Keesokan harinya, Anya kembali ke pekerjaannya, mencoba melupakan obsesinya pada Elian. Ia membenamkan diri dalam coding, berusaha mengalihkan pikirannya dari akun yang terlupakan itu. Namun, bayangan Elian tetap menghantuinya.

Siang itu, notifikasi muncul di layar laptopnya. Sebuah pesan dari akun Elian.

"Hai, Anya. Maaf baru membalas. Saya sudah lama tidak membuka akun ini. Terima kasih atas apresiasinya terhadap foto-foto saya. Saya senang bisa bertemu dengan data scientist yang tertarik dengan fotografi."

Anya terkejut dan bahagia. Ia membalas pesan Elian dengan cepat, dan percakapan pun mengalir lancar. Mereka bertukar cerita tentang pekerjaan, minat, dan mimpi-mimpi mereka. Anya merasa seperti mengenal Elian seumur hidup.

Setelah beberapa minggu berkomunikasi secara online, Anya dan Elian memutuskan untuk bertemu. Anya gugup. Ia takut kenyataan tidak sesuai dengan ekspektasinya. Ia takut Elian tidak seperti yang ia bayangkan.

Mereka bertemu di sebuah kafe kecil di pusat kota. Ketika Anya melihat Elian, ia terkejut. Elian persis seperti yang ia bayangkan: tinggi, berambut gelap, dengan mata yang hangat dan senyum yang menenangkan.

Mereka menghabiskan sore itu untuk mengobrol, tertawa, dan berbagi cerita. Anya merasa nyaman dan bahagia di dekat Elian. Ia merasa seperti menemukan tempatnya.

Seiring berjalannya waktu, hubungan Anya dan Elian semakin dalam. Mereka saling mendukung, saling menginspirasi, dan saling mencintai. Anya belajar bahwa cinta tidak hanya tentang algoritma dan data, tetapi juga tentang koneksi manusia, empati, dan penerimaan.

Suatu hari, Anya bertanya pada Elian mengapa ia berhenti menggunakan akun media sosialnya.

Elian tersenyum sedih. "Saya mengalami masa sulit beberapa tahun lalu. Saya kehilangan pekerjaan, saya putus cinta, dan saya merasa kehilangan arah. Saya memutuskan untuk menjauh dari dunia maya dan fokus pada diri sendiri."

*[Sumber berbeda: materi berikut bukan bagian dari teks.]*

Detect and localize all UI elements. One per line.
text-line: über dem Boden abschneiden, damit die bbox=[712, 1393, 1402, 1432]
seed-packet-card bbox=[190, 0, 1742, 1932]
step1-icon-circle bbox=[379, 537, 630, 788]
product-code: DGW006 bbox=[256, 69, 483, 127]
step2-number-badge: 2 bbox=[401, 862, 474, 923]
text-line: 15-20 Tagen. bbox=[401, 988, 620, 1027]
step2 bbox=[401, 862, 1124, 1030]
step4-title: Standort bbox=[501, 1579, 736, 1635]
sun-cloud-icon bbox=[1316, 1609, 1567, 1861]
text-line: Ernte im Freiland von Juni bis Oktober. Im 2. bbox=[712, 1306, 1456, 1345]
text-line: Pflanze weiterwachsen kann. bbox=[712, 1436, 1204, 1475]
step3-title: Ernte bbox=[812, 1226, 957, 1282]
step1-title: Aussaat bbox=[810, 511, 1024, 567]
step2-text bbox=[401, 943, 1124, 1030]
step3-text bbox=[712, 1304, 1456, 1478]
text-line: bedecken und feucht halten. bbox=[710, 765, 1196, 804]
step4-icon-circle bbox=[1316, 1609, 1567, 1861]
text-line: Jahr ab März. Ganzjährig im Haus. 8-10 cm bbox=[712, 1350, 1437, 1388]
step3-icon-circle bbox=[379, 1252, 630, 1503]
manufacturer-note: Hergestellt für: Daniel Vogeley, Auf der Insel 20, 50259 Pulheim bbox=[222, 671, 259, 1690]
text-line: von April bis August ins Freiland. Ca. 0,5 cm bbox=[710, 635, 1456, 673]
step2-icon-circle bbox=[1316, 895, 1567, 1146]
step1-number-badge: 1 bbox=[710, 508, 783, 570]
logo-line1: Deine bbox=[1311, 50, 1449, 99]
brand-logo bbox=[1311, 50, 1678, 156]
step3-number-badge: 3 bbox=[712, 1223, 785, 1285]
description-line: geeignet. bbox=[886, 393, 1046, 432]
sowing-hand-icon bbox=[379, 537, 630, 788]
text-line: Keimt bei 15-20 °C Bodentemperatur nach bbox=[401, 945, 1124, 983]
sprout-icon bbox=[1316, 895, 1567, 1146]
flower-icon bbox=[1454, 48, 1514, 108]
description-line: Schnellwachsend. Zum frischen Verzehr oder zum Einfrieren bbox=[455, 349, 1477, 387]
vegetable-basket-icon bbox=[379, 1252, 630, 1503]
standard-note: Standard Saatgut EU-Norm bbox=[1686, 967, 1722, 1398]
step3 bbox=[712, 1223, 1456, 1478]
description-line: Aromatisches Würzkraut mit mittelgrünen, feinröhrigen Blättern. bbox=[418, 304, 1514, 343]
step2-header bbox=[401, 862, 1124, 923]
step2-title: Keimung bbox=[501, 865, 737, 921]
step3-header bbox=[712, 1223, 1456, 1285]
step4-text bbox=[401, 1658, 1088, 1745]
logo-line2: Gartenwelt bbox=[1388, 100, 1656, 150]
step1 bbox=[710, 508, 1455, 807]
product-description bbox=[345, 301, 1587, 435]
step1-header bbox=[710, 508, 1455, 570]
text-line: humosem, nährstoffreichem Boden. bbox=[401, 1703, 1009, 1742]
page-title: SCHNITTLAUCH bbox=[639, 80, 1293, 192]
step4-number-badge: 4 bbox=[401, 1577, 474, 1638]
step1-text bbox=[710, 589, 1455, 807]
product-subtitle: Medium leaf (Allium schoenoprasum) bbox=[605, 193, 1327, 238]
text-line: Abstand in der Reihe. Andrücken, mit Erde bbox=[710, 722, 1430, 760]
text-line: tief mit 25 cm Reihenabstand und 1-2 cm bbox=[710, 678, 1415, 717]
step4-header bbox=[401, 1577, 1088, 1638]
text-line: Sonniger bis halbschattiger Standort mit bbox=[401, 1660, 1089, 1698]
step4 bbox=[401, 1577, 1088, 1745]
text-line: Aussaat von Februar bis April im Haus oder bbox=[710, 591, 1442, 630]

"Apa yang membuatmu kembali?" tanya Anya.

"Pesanmu," jawab Elian. "Ketika saya membaca pesanmu, saya merasa seperti ada seseorang yang melihat saya, yang menghargai saya, dan yang tertarik dengan apa yang saya lakukan. Itu memberi saya harapan baru."

Anya terharu. Ia memegang tangan Elian erat-erat. "Saya senang saya menemukanmu," katanya.

"Saya juga senang kamu menemukan saya," jawab Elian.

Anya menyadari bahwa cinta bisa datang dari tempat yang tidak terduga. Cinta bisa ditemukan di antara barisan kode, di balik akun yang terlupakan, dan di dalam hati yang terbuka. Cinta adalah algoritma yang paling rumit, tetapi juga yang paling indah. Ia tersenyum, menyadari bahwa ia telah menemukan cintanya, bukan hanya di dalam data, tetapi juga di dalam diri Elian. Dan itu, baginya, adalah kebahagiaan yang sempurna.